In its first year, it had a traditional media reach of one billion, and it was one of those ideas that was really of its moment, of its time. It really captured the imagination of the global mobility community. 

So right from year one it was a phenomenon, and certainly into year two. Last year the Prime Minister got involved, and the White House Climate Advisor got involved. You’ve got all those big numbers around global engagement, so hopefully this year, with even more interest in EVs out there in the world, it will be bigger and even more significant.


Do you think, based on the impact this event has had in past years, there has been a greater shift in attitudes from government, the public, OEMs, or a fairly balanced change? Is there an area that has significantly changed its perspective?

I think it’s a fairly balanced change. I asked a fairly established player in the sector recently where they thought change in the automotive sector came from, and they answered consumers and consumer attitudes.
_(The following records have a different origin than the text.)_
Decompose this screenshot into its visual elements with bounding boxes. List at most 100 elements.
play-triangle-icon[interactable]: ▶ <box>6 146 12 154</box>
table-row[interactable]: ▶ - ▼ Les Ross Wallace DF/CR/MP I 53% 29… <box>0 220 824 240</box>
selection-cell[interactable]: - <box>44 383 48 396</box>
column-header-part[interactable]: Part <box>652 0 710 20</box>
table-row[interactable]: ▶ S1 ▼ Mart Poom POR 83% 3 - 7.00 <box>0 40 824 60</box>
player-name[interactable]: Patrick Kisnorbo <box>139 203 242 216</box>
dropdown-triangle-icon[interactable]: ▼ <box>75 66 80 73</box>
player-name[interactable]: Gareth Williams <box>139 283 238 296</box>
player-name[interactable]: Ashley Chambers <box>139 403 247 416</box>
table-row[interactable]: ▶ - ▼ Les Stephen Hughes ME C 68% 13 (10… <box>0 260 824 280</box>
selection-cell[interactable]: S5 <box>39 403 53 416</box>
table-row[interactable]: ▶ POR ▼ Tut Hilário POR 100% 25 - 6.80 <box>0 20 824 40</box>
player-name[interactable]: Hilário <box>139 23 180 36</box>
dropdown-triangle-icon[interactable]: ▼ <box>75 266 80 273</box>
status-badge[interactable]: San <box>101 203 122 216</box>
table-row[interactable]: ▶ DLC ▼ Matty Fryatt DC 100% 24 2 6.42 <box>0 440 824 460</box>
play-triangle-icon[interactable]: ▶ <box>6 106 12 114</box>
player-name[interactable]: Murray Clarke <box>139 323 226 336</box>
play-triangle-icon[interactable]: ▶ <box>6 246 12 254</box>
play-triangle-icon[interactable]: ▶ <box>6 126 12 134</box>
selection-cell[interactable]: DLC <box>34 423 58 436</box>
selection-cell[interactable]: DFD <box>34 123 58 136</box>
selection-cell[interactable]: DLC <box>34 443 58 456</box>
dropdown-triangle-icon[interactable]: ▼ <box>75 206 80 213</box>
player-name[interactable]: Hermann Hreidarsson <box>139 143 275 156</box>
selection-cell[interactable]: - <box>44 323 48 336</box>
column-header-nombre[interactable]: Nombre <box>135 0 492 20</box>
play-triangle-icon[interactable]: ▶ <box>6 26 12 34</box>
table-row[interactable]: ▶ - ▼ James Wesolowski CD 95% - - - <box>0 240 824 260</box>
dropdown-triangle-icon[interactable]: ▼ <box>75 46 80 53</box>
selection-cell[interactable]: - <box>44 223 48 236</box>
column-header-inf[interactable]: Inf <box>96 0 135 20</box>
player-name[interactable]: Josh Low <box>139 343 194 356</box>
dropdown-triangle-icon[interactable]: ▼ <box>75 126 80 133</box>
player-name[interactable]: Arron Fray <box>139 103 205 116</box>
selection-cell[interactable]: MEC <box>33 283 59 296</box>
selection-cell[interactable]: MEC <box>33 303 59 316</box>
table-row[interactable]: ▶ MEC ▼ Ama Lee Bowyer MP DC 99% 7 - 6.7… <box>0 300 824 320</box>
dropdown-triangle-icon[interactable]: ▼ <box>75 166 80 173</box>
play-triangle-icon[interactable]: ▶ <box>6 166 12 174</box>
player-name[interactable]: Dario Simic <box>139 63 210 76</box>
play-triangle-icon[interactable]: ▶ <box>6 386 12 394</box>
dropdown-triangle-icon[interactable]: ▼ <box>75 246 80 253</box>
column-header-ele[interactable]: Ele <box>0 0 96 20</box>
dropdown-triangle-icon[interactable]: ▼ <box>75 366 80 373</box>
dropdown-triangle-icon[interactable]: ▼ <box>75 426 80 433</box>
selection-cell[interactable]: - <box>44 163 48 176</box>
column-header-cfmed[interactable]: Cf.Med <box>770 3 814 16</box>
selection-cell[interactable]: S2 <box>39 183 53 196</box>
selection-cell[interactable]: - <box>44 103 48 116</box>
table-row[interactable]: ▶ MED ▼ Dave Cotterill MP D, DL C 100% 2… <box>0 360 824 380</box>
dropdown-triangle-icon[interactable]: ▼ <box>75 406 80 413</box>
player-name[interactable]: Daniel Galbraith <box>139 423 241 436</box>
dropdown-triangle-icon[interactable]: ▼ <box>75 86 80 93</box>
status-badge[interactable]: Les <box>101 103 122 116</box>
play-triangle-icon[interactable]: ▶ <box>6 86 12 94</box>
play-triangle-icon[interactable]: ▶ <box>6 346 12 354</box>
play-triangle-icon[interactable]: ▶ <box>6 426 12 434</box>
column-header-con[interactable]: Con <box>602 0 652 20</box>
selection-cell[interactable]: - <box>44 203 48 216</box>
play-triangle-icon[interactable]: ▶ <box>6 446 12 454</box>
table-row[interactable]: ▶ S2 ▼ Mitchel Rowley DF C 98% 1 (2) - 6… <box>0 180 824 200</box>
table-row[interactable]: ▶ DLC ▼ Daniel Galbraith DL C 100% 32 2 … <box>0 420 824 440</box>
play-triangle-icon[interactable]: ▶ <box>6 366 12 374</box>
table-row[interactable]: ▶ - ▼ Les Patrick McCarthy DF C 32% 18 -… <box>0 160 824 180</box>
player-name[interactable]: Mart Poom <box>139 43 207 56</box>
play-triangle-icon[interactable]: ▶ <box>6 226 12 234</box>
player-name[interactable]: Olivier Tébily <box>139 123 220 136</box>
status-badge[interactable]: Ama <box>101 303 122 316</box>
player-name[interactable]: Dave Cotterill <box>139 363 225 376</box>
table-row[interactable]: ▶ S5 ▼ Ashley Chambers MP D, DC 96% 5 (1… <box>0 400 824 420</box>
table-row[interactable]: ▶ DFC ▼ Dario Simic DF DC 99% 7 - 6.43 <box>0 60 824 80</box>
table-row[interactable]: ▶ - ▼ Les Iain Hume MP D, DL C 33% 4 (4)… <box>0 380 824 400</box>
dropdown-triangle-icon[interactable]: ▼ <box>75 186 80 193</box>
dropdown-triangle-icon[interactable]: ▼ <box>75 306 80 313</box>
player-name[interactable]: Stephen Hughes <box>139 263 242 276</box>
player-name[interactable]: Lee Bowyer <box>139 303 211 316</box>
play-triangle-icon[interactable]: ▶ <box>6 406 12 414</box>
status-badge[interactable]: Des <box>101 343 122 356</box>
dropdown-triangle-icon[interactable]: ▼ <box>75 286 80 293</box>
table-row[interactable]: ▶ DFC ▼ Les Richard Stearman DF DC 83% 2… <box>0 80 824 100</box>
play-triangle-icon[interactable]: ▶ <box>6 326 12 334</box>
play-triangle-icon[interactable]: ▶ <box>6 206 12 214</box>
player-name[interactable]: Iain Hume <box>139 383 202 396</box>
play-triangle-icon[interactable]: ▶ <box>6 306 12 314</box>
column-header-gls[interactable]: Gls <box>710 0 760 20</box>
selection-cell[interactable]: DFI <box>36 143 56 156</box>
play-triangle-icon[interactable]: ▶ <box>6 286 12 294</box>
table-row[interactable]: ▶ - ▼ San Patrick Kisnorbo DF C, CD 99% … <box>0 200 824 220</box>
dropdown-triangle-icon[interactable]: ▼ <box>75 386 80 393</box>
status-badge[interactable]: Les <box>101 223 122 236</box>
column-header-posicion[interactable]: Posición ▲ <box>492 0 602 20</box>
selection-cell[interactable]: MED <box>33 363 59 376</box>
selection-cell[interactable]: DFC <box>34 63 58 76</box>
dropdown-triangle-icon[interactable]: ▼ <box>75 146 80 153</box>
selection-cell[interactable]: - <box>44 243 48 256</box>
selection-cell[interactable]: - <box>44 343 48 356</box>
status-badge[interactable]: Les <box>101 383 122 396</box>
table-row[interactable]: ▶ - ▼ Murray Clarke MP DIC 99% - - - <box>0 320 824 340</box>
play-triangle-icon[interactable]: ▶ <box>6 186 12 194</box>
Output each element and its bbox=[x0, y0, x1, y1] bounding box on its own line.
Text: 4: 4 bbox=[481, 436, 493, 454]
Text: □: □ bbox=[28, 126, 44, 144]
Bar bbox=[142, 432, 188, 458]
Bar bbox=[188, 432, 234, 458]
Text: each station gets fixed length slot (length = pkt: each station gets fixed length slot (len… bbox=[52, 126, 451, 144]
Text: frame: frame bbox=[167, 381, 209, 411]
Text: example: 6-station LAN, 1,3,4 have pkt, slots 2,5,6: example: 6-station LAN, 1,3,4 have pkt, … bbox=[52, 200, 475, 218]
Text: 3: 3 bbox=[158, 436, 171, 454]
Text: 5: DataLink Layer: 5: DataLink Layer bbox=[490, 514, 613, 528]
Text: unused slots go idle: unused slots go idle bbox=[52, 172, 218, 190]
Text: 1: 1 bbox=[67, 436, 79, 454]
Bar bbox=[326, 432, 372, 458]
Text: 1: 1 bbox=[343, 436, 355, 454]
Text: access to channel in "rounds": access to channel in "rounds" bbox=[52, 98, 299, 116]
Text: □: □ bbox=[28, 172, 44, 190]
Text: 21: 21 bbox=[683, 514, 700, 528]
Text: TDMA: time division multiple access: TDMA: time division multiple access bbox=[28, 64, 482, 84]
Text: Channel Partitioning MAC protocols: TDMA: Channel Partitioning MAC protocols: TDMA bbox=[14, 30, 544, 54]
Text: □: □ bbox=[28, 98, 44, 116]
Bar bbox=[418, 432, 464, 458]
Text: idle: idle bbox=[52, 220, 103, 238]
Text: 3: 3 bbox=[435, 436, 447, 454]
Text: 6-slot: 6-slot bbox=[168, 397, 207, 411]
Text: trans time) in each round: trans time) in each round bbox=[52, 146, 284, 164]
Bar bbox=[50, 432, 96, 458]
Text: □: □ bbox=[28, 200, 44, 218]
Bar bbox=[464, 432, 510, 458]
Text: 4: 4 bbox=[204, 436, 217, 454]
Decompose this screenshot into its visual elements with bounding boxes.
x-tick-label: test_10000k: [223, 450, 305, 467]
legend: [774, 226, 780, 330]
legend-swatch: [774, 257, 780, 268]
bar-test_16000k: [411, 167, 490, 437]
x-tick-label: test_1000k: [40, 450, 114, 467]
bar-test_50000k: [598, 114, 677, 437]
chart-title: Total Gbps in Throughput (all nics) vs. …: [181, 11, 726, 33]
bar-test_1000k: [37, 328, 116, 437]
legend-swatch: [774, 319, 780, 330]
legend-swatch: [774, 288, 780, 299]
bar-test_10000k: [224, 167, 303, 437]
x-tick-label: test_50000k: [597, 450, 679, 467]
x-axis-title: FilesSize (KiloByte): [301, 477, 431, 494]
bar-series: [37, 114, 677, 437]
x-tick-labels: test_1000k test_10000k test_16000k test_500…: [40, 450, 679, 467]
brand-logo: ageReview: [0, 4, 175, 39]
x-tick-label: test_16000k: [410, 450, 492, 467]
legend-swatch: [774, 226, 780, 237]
Whereas actually, where change in the automotive sector comes from, is government and policy. And what drives that engagement around automotive policy change is climate change, at the end of the day. 

It’s a concern about climate change and the need to decarbonise that has lead the UK Government to impose a 2030 deadline on the sale of new combustion engine vehicles, and the European Union in 2035. President Biden is making really positive interventions, the Australian Government is finally getting involved; there are some really significant changes happening, and it’s lead by policy, which is driven by a concern around climate change and the need to decarbonise.


Ade Thomas is a founder of Green.TV Media, a media business that has created World EV Day, EV Summit, Decarbonisation Summit, Ebike Summit, ElectricDrives, and EV Live.